Due to an allergic reaction Presley experienced from a medication for an eye infection, aggravated by chocolate that he ate on the plane, a rash had developed on his face and neck. After seeing a doctor and getting some sleep, Presley informed Schilling that he wanted to return to Washington, D.C., and arranged for another friend, Sonny West, to meet them. On the flight Presley met California senator George Murphy. Presley showed an interest in acquiring a Bureau of Narcotics and Dangerous Drugs badge, and Murphy suggested that Presley write to President Nixon offering his services to help combat illicit drug use. Presley wrote a letter on the plane and hand delivered it to the White House at 6:30 am on December 21.

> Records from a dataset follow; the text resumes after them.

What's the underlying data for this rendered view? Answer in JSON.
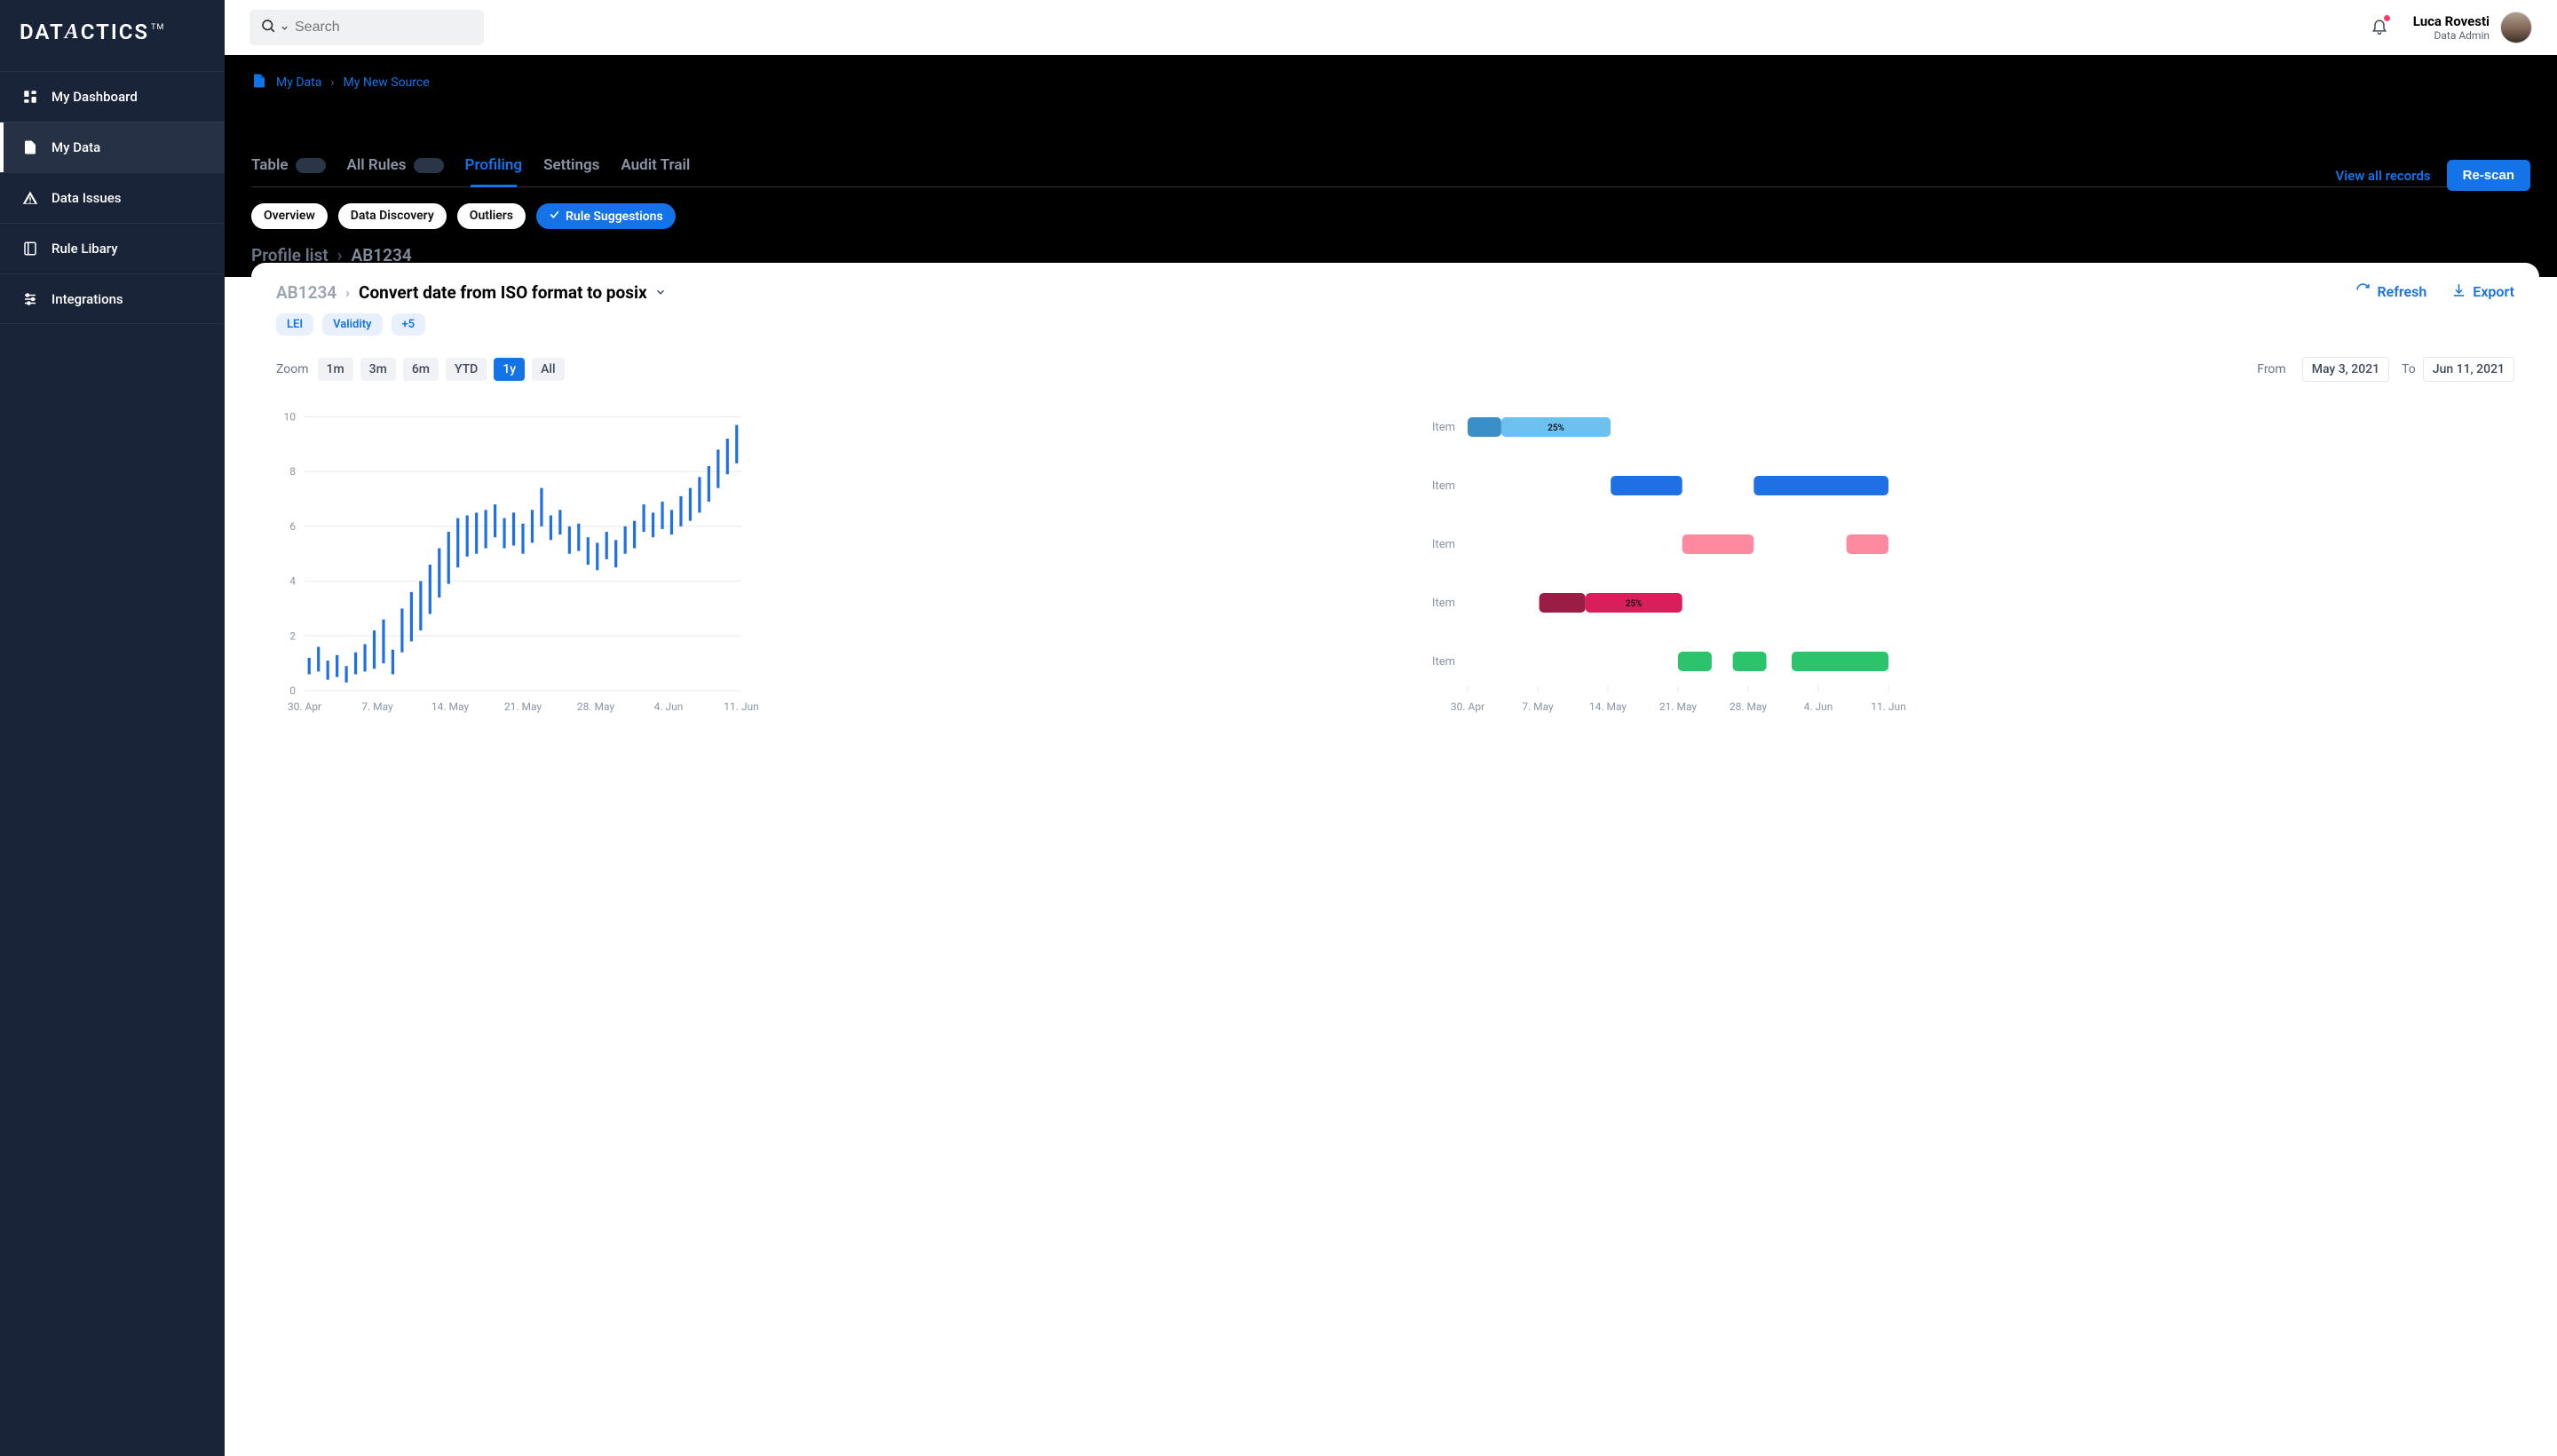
{
  "brand": {
    "name": "DATACTICS",
    "tm": "TM"
  },
  "sidebar": {
    "items": [
      {
        "label": "My Dashboard",
        "icon": "dashboard",
        "active": false
      },
      {
        "label": "My Data",
        "icon": "file",
        "active": true
      },
      {
        "label": "Data Issues",
        "icon": "alert",
        "active": false
      },
      {
        "label": "Rule Libary",
        "icon": "book",
        "active": false
      },
      {
        "label": "Integrations",
        "icon": "tune",
        "active": false
      }
    ]
  },
  "topbar": {
    "search_placeholder": "Search",
    "user_name": "Luca Rovesti",
    "user_role": "Data Admin"
  },
  "breadcrumb": {
    "a": "My Data",
    "b": "My New Source"
  },
  "hdr_actions": {
    "view_all": "View all records",
    "rescan": "Re-scan"
  },
  "tabs": [
    {
      "label": "Table",
      "badge": true,
      "active": false
    },
    {
      "label": "All Rules",
      "badge": true,
      "active": false
    },
    {
      "label": "Profiling",
      "badge": false,
      "active": true
    },
    {
      "label": "Settings",
      "badge": false,
      "active": false
    },
    {
      "label": "Audit Trail",
      "badge": false,
      "active": false
    }
  ],
  "chips": [
    {
      "label": "Overview",
      "active": false
    },
    {
      "label": "Data Discovery",
      "active": false
    },
    {
      "label": "Outliers",
      "active": false
    },
    {
      "label": "Rule Suggestions",
      "active": true
    }
  ],
  "sub_breadcrumb": {
    "a": "Profile list",
    "b": "AB1234"
  },
  "card": {
    "a": "AB1234",
    "title": "Convert date from ISO format to posix",
    "tags": [
      "LEI",
      "Validity",
      "+5"
    ],
    "refresh": "Refresh",
    "export": "Export"
  },
  "controls": {
    "zoom_label": "Zoom",
    "zoom_options": [
      "1m",
      "3m",
      "6m",
      "YTD",
      "1y",
      "All"
    ],
    "zoom_active": "1y",
    "from_label": "From",
    "from": "May 3, 2021",
    "to_label": "To",
    "to": "Jun 11, 2021"
  },
  "chart_left": {
    "type": "stock",
    "x_ticks": [
      "30. Apr",
      "7. May",
      "14. May",
      "21. May",
      "28. May",
      "4. Jun",
      "11. Jun"
    ],
    "y_ticks": [
      0,
      2,
      4,
      6,
      8,
      10
    ],
    "ylim": [
      0,
      10.5
    ],
    "days": 47,
    "series_color": "#1f6fe5",
    "grid_color": "#e6e8ec",
    "axis_text_color": "#8a95a5",
    "data": [
      [
        0.6,
        1.2
      ],
      [
        0.7,
        1.6
      ],
      [
        0.4,
        1.1
      ],
      [
        0.5,
        1.3
      ],
      [
        0.3,
        0.9
      ],
      [
        0.6,
        1.4
      ],
      [
        0.7,
        1.7
      ],
      [
        0.8,
        2.2
      ],
      [
        1.0,
        2.6
      ],
      [
        0.6,
        1.5
      ],
      [
        1.4,
        3.0
      ],
      [
        1.8,
        3.6
      ],
      [
        2.2,
        4.0
      ],
      [
        2.8,
        4.6
      ],
      [
        3.4,
        5.2
      ],
      [
        3.9,
        5.8
      ],
      [
        4.5,
        6.3
      ],
      [
        4.9,
        6.4
      ],
      [
        5.0,
        6.5
      ],
      [
        5.2,
        6.6
      ],
      [
        5.6,
        6.8
      ],
      [
        5.2,
        6.3
      ],
      [
        5.3,
        6.5
      ],
      [
        5.0,
        6.1
      ],
      [
        5.4,
        6.6
      ],
      [
        6.0,
        7.4
      ],
      [
        5.5,
        6.4
      ],
      [
        5.7,
        6.6
      ],
      [
        5.0,
        6.0
      ],
      [
        5.1,
        6.1
      ],
      [
        4.6,
        5.6
      ],
      [
        4.4,
        5.4
      ],
      [
        4.8,
        5.8
      ],
      [
        4.5,
        5.5
      ],
      [
        5.0,
        6.0
      ],
      [
        5.2,
        6.2
      ],
      [
        5.8,
        6.8
      ],
      [
        5.6,
        6.5
      ],
      [
        5.9,
        6.9
      ],
      [
        5.7,
        6.6
      ],
      [
        6.0,
        7.1
      ],
      [
        6.2,
        7.4
      ],
      [
        6.5,
        7.8
      ],
      [
        6.9,
        8.2
      ],
      [
        7.4,
        8.8
      ],
      [
        7.9,
        9.2
      ],
      [
        8.3,
        9.7
      ]
    ]
  },
  "chart_right": {
    "type": "range-bar",
    "x_ticks": [
      "30. Apr",
      "7. May",
      "14. May",
      "21. May",
      "28. May",
      "4. Jun",
      "11. Jun"
    ],
    "item_label": "Item",
    "axis_text_color": "#8a95a5",
    "grid_color": "#e6e8ec",
    "rows": [
      {
        "label": "Item",
        "bars": [
          {
            "x0": 0.0,
            "x1": 0.08,
            "color": "#3a8fc8",
            "text": ""
          },
          {
            "x0": 0.08,
            "x1": 0.34,
            "color": "#6cc1ee",
            "text": "25%"
          }
        ]
      },
      {
        "label": "Item",
        "bars": [
          {
            "x0": 0.34,
            "x1": 0.51,
            "color": "#1f6fe5",
            "text": ""
          },
          {
            "x0": 0.68,
            "x1": 1.0,
            "color": "#1f6fe5",
            "text": ""
          }
        ]
      },
      {
        "label": "Item",
        "bars": [
          {
            "x0": 0.51,
            "x1": 0.68,
            "color": "#ff8aa0",
            "text": ""
          },
          {
            "x0": 0.9,
            "x1": 1.0,
            "color": "#ff8aa0",
            "text": ""
          }
        ]
      },
      {
        "label": "Item",
        "bars": [
          {
            "x0": 0.17,
            "x1": 0.28,
            "color": "#9a1d45",
            "text": ""
          },
          {
            "x0": 0.28,
            "x1": 0.51,
            "color": "#d81e5b",
            "text": "25%"
          }
        ]
      },
      {
        "label": "Item",
        "bars": [
          {
            "x0": 0.5,
            "x1": 0.58,
            "color": "#2bc36b",
            "text": ""
          },
          {
            "x0": 0.63,
            "x1": 0.71,
            "color": "#2bc36b",
            "text": ""
          },
          {
            "x0": 0.77,
            "x1": 1.0,
            "color": "#2bc36b",
            "text": ""
          }
        ]
      }
    ]
  }
}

A few hours later Presley visited the Bureau of Narcotics and Dangerous Drugs headquarters in Washington, D.C., meeting with Deputy Director John Finlator. He was unsuccessful in persuading Finlator to give him a BNDD badge. Schilling received a call at the hotel from Egil Krogh, President Nixon's deputy counsel, to arrange a meeting between Presley and Nixon. After picking up Schilling and West from the hotel, Presley made his way to the White House. All three met with Nixon and received gifts. Presley persuaded Nixon to give him a BNDD badge, and after an official photograph was taken, the trio left, with Presley returning to Graceland the following day.

On December 30, Presley returned to Washington, D.C., with a few friends to visit the National Sheriffs Association head office. The next day they were given a tour of FBI headquarters, where Presley offered his services as an undercover agent. Despite never getting to meet FBI director J. Edgar Hoover, Presley did receive a letter from him on January 4, 1971, acknowledging his offer of assistance.